His father looked startled, then saddened. Before he even spoke Viktor understood that Wanda wasn’t going to want them back, because she wasn’t alive anymore. A chill ran through him, but he didn’t really have time to think about it. The ship was incredibly noisy now. Not just the chattering of two or three hundred people, the ones already revived, the ones working to revive more, and the ones checking them over and getting them ready for the drop, but loud sounds of crashing and crunching and battering of metal to metal. The interior of the ship was being gutted, as it had been designed to be; the interior cubicles were being wrenched loose from their neighbors, since each one would be a capsule in which eight or ten human beings, or several tons of parts, machines, supplies, or other cargo would drop to the surface of the new planet. Viktor caught a glimpse of a surveillance camera, keeping an eye on crews outside the ship. He could see that the immense stretches of the light sail were deployed in a different way now. It was not one single vast expanse of film anymore, it was a dozen smaller segments, long narrow strips like the sails of a windmill, stiffened by the dynamics of rotation around the main body of the ship. That, he knew, was for greater efficiency in the orbit-insertion maneuver; but that phase was over. Now the sails were being furled and stowed, to shape into the four hundred parachutes that would slow the fall of the paradrop capsules that would carry everything useful on New Mayflower to the ground.

When he caught a glimpse of Marie-Claude Stockbridge he saw that she was weeping. Even weeping she looked desirable, but he could not bear the thought of her being in sorrow. “What is it?” Viktor asked his mother.

“Oh, it’s Werner,” his mother told him sadly. “Poor Marie-Claude! Werner didn’t come out of the freezer. He’s dead.”

CHAPTER 3

Pal Sorricaine was not the only observer who had been thinking hard about that anomalously flaring K-5 star. So had Wan-To, with a good deal more urgency.

The mere fact that one of his misbehaving relatives had blown up a star didn’t bother Wan-To very much. There were plenty of stars to spare.
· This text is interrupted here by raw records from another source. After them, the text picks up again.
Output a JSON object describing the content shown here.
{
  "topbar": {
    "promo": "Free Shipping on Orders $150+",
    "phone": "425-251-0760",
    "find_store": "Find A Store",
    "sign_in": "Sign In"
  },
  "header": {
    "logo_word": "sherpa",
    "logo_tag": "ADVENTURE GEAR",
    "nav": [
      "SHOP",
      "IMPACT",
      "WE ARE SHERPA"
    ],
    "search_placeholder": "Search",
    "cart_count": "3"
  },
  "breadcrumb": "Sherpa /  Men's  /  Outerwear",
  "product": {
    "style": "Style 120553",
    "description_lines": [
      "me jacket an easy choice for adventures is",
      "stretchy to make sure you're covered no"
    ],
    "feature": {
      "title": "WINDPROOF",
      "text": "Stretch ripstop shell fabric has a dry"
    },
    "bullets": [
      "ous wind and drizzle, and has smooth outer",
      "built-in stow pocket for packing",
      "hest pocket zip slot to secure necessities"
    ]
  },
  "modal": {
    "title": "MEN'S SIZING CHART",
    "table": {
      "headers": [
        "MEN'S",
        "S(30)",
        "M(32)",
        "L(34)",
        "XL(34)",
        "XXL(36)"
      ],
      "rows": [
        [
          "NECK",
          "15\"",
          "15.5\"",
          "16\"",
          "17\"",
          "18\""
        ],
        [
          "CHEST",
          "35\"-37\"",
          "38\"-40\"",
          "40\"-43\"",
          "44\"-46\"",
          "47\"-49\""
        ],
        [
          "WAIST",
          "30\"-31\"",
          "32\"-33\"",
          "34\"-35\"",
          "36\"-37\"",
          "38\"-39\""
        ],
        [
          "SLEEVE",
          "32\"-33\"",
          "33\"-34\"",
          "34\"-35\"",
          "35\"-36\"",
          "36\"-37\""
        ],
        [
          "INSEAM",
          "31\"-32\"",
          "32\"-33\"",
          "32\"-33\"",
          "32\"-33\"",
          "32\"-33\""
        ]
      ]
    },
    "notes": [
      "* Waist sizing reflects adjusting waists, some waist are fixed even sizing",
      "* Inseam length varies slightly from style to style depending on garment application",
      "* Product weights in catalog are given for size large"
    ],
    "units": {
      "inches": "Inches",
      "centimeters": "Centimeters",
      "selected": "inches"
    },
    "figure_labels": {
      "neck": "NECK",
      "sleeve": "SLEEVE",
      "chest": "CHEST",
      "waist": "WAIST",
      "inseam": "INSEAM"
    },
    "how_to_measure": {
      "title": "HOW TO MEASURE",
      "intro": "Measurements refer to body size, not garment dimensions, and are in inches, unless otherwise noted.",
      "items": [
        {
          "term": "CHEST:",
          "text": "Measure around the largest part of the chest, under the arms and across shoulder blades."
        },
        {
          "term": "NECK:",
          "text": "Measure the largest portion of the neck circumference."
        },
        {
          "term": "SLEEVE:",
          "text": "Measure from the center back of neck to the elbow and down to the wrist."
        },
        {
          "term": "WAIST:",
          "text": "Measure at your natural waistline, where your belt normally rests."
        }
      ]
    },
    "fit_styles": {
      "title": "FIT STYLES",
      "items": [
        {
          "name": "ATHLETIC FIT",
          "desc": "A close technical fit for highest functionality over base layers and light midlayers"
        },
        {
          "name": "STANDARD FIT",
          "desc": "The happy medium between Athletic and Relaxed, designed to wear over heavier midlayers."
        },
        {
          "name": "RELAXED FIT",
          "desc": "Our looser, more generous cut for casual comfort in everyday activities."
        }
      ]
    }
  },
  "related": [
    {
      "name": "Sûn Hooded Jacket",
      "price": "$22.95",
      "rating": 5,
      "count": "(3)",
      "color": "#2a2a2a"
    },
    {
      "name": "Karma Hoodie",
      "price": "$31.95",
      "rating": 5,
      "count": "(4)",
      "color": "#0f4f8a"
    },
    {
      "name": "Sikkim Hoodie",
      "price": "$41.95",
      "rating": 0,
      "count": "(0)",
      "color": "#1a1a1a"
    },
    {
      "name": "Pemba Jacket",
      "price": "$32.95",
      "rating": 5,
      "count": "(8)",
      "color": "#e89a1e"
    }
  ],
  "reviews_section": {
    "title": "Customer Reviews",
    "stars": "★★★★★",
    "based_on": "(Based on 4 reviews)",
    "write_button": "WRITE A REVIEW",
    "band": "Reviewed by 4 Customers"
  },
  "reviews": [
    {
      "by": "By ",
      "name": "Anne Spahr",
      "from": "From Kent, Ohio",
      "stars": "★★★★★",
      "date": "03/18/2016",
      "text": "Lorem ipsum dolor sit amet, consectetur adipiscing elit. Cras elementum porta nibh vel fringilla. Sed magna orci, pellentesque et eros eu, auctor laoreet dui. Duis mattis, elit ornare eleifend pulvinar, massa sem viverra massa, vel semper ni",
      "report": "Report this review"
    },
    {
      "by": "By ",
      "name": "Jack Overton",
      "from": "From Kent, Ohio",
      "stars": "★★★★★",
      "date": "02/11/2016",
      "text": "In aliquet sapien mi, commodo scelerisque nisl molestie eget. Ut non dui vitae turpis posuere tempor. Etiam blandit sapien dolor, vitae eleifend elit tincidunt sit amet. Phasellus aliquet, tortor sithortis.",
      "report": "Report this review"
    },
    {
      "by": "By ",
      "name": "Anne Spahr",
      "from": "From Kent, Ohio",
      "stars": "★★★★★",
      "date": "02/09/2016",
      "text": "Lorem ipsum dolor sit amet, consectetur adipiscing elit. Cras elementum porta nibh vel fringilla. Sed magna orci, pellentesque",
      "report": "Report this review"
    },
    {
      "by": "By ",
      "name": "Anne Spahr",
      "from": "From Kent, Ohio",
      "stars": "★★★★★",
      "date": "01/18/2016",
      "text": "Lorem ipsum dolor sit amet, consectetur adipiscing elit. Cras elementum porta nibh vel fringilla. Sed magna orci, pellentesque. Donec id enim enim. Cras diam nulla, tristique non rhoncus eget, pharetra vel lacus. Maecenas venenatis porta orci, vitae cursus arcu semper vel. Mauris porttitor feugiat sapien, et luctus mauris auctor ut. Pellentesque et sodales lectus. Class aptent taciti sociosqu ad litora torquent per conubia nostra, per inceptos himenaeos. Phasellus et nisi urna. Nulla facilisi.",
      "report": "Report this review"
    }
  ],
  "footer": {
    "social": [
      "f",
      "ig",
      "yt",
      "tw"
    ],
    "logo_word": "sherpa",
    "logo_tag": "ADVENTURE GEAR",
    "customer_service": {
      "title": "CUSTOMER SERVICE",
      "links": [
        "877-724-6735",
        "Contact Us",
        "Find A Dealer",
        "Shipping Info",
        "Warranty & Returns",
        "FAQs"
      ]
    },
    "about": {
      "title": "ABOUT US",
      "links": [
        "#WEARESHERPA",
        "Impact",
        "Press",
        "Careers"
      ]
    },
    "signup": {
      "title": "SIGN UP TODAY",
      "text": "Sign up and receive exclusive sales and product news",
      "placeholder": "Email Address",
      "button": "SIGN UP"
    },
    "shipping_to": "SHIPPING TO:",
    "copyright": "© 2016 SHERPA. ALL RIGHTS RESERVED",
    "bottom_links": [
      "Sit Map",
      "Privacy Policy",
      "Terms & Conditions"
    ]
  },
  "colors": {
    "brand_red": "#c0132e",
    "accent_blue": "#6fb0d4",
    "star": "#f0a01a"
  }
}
The universe was littered with the things. If the idiots exploded a million of them it would make very little difference to Wan-To—there would still be hundreds of billions left in just this one little galaxy—provided, of course, that the star he lived in wasn’t one of them. (Still it would be a pity to wreck them all and have to move on to another galaxy, so soon after having had to get out of the last.)

It was the motives behind it that made this unnatural flaring of stars so distasteful to Wan-To. It was an unsettling development, and one for which, justice would have forced him to admit, he had mostly himself to blame.